Olympic feeling doesn’t have to end on Sunday

The Olympics have a little something for every sports fan — casual or diehard. Watching Michael Phelps has been great theater. Although there is no relation to myself as far as I know, I do get a kick out of seeing “Phelps wins gold” flash on every news and sports Web site on the Internet. But Phelps’ quest for eight gold medals, the most won at one Games by an Olympian in history, brings the best of sports to the forefront of our culture. I haven’t heard much talk of steroids at these games — the only time was when previous world record holders hailed from the former East Germany.

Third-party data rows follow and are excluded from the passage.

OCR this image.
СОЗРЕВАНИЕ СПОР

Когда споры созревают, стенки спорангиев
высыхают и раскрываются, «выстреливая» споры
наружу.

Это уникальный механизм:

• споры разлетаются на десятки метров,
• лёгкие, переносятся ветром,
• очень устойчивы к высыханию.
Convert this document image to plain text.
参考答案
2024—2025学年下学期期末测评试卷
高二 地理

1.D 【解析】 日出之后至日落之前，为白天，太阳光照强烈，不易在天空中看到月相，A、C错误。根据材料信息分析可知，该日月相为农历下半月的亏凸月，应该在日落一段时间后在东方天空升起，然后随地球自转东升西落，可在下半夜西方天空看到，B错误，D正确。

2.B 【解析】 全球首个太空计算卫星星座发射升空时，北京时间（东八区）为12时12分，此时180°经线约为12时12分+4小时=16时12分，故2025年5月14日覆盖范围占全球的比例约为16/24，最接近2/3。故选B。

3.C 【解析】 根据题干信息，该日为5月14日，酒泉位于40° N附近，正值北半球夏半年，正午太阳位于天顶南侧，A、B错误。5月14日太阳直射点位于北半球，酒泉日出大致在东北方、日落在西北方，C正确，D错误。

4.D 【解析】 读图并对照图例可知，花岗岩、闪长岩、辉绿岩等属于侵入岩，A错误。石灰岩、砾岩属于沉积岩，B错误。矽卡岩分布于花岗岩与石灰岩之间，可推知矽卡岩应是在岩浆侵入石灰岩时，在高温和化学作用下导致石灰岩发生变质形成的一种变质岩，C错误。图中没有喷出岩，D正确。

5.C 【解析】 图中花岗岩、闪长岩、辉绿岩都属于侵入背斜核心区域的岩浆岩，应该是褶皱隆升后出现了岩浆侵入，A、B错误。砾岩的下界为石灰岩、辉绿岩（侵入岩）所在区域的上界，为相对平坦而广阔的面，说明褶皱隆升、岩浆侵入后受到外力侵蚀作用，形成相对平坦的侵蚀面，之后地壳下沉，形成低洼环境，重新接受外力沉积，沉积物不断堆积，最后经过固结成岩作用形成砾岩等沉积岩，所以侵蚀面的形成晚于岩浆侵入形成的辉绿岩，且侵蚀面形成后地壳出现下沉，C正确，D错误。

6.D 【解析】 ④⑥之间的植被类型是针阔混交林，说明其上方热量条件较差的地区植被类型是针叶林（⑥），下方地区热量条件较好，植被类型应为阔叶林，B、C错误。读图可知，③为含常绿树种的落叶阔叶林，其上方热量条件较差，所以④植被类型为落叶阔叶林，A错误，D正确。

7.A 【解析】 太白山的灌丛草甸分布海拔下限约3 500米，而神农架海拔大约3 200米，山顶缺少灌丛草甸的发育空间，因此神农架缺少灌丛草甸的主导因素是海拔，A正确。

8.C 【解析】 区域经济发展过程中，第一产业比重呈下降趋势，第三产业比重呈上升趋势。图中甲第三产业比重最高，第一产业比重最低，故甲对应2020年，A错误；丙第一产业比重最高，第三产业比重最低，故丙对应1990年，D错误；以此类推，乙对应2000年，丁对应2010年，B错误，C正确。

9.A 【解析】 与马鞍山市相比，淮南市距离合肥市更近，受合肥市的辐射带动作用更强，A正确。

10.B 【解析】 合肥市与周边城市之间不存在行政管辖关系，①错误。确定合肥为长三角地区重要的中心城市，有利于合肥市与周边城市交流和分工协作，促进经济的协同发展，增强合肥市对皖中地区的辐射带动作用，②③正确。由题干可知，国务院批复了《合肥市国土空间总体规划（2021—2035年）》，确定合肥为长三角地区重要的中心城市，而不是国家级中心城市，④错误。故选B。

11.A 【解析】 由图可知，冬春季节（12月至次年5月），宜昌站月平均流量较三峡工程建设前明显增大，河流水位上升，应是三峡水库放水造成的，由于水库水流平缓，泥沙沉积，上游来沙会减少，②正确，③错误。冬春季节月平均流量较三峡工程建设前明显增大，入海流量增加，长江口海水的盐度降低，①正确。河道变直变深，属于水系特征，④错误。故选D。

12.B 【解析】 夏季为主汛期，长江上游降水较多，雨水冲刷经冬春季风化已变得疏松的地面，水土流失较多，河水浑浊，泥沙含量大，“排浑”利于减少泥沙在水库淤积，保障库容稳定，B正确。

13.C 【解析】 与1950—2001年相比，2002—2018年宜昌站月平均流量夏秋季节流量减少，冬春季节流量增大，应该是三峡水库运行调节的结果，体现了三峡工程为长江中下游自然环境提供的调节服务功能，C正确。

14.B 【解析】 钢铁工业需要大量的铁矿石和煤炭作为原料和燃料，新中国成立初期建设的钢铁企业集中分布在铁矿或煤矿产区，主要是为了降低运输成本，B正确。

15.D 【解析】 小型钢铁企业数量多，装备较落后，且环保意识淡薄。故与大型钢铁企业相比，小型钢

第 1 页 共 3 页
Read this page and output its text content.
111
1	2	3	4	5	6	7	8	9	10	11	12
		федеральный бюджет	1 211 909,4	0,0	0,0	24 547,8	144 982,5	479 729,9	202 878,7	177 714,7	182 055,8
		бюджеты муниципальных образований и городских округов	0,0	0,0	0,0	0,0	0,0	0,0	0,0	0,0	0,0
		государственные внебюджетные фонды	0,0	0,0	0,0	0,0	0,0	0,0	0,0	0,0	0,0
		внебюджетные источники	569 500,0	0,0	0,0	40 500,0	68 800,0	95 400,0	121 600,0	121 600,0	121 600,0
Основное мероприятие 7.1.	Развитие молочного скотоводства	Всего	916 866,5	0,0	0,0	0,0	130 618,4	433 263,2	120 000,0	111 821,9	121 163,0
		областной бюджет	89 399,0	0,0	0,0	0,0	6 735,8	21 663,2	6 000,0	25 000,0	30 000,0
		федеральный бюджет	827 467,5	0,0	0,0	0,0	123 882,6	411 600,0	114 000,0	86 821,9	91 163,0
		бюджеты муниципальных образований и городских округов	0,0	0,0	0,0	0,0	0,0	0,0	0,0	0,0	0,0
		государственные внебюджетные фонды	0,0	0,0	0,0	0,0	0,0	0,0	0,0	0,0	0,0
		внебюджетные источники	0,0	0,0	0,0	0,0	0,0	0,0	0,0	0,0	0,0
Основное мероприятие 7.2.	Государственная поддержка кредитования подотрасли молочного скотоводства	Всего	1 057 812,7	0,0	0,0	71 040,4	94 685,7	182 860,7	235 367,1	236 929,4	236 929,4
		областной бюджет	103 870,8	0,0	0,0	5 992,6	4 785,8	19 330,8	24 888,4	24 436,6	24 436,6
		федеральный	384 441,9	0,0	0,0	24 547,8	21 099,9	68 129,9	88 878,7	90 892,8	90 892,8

  • Wednesday, August 20, 2008 12:00am
  • Sports

The Olympics have a little something for every sports fan — casual or diehard. Watching Michael Phelps has been great theater. Although there is no relation to myself as far as I know, I do get a kick out of seeing “Phelps wins gold” flash on every news and sports Web site on the Internet. But Phelps’ quest for eight gold medals, the most won at one Games by an Olympian in history, brings the best of sports to the forefront of our culture. I haven’t heard much talk of steroids at these games — the only time was when previous world record holders hailed from the former East Germany.

All the money in professional sports makes a fan step back just a little from the competition. Whether it is not being able to identify with a whining millionaire complaining about his contract or your favorite player or team being traded to another city, it is not something that most of us can truly identify with.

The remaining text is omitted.